Em vez disso, aliou-se em 2009 a Sohnlein, que já era na época um empreendedor em série e investidor interessado em levar a civilização humana para outros planetas. "Concluímos que ir ao fundo do mar seria o mais perto que chegaríamos do espaço sem deixar a Terra", disse Sohnlein. A companhia começou com um submersível amarelo de segunda mão, fazendo mergulhos rasos, e depois adotou um cilindro com casco de aço, o Cyclops 1, capaz de mergulhar mais fundo —mas caro para operar e ser transportado.

Sohnlein deixou a empresa em 2013, ao constatar que a OceanGate não estava mais na fase de startup e entrava na especialidade de Rush, a engenharia. Pouco depois de sua saída, disse Sohnlein, Rush começou a falar publicamente em construir um protótipo do Cyclops 1 coberto de titânio e construído de fibra de carbono, um material leve e de uso comum no setor aeroespacial. Ele considerou que isso reduziria drasticamente os custos de operação, segundo seu ex-sócio.

Em 2017, a OceanGate já anunciava expedições até os destroços do Titanic, a 3.800 m de profundidade, no Titan, submersível com espaço para cinco pessoas e capaz de mergulhar a profundidades oito vezes maiores que o Cyclops.
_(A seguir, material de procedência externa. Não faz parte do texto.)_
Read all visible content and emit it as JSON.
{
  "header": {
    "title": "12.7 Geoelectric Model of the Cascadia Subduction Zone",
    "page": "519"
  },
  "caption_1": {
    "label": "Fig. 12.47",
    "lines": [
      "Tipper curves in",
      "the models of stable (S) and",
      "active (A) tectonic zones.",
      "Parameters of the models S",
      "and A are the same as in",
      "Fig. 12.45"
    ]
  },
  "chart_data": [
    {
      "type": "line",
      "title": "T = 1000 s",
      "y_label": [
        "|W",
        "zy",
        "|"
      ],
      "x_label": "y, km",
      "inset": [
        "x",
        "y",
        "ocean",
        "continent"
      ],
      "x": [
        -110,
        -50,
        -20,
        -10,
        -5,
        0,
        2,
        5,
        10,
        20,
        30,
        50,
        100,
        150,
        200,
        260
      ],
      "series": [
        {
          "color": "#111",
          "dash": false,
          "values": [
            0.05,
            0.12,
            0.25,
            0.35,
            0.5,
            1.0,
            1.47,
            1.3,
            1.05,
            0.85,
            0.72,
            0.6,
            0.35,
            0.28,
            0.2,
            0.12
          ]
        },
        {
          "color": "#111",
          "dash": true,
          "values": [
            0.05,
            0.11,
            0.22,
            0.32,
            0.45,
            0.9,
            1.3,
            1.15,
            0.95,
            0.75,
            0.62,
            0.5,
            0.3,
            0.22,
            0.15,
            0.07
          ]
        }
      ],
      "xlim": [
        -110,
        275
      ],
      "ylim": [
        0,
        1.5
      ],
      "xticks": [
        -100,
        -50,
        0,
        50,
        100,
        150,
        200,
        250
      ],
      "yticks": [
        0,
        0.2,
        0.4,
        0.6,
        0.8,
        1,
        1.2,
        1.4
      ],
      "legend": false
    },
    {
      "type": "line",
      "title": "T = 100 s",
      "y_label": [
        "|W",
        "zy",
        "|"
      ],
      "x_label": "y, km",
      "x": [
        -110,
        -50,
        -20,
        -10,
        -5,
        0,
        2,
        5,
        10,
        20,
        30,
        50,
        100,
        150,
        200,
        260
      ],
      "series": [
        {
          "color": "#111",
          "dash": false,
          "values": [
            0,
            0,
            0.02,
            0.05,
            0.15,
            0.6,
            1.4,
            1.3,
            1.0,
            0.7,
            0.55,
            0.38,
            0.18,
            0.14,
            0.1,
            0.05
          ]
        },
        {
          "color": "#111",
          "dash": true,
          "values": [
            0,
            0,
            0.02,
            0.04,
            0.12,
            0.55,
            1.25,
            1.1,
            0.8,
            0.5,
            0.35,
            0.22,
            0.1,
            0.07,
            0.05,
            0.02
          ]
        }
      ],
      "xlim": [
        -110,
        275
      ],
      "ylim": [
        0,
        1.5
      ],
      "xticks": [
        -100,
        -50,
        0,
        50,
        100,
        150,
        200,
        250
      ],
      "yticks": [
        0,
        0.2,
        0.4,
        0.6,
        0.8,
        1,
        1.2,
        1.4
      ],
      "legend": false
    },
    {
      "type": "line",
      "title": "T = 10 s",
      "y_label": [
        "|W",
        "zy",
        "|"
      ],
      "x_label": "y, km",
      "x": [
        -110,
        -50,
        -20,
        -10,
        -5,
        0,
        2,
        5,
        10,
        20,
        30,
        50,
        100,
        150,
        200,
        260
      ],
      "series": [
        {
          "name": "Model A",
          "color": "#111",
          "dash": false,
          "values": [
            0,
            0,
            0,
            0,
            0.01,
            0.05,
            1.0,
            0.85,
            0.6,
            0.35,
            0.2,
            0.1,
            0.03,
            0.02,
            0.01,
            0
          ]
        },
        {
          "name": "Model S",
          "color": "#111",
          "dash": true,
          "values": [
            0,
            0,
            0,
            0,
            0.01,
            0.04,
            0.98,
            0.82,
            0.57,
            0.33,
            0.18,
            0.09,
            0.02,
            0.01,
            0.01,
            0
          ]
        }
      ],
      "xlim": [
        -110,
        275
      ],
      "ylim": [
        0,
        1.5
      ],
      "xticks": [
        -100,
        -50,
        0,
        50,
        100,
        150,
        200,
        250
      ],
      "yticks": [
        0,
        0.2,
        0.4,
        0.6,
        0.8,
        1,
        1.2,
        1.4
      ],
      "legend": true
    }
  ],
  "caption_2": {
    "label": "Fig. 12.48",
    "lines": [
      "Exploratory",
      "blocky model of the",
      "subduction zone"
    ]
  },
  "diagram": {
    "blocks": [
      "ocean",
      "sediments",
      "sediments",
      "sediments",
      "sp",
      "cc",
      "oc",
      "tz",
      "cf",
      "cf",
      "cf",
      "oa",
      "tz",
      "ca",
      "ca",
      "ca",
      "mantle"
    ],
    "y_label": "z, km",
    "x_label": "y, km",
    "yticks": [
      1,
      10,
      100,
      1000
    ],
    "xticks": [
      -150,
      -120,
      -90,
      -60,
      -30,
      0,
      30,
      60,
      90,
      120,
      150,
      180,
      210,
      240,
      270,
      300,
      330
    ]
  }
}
Os primeiros releases à imprensa disseram que turistas que participassem das excursões teriam que pagar cerca de US$ 105 mil cada um –preço definido pela OceanGate porque equivalia ao custo, ajustado pela inflação, de uma passagem na primeira classe do Titanic em 1912.

Alarmes soaram na comunidade de exploração em águas profundas. Em 2018, o diretor de operações marinhas da empresa, David Lochridge, compilou um relatório avisando sobre potenciais perigos que os passageiros poderiam enfrentar. Em 2021, após alguns lançamentos que deram errado, a OceanGate já estava completando expedições ao Titanic. Os preços das passagens haviam mais que dobrado, para US$ 250 mil. Ao longo de 2022, 22 pessoas mergulharam no Titan, segundo documentos da empresa.

"Foi uma experiência maravilhosa", disse Alan Stern, 65, cientista planetário que no ano passado participou de um mergulho no Titan até os destroços do Titanic. Segundo ele, Rush era inteligente e encarava os obstáculos de frente. "Mas eles foram francos na documentação e nas conversas conosco. Não se tratava de subir num brinquedo da Disney", acrescentou.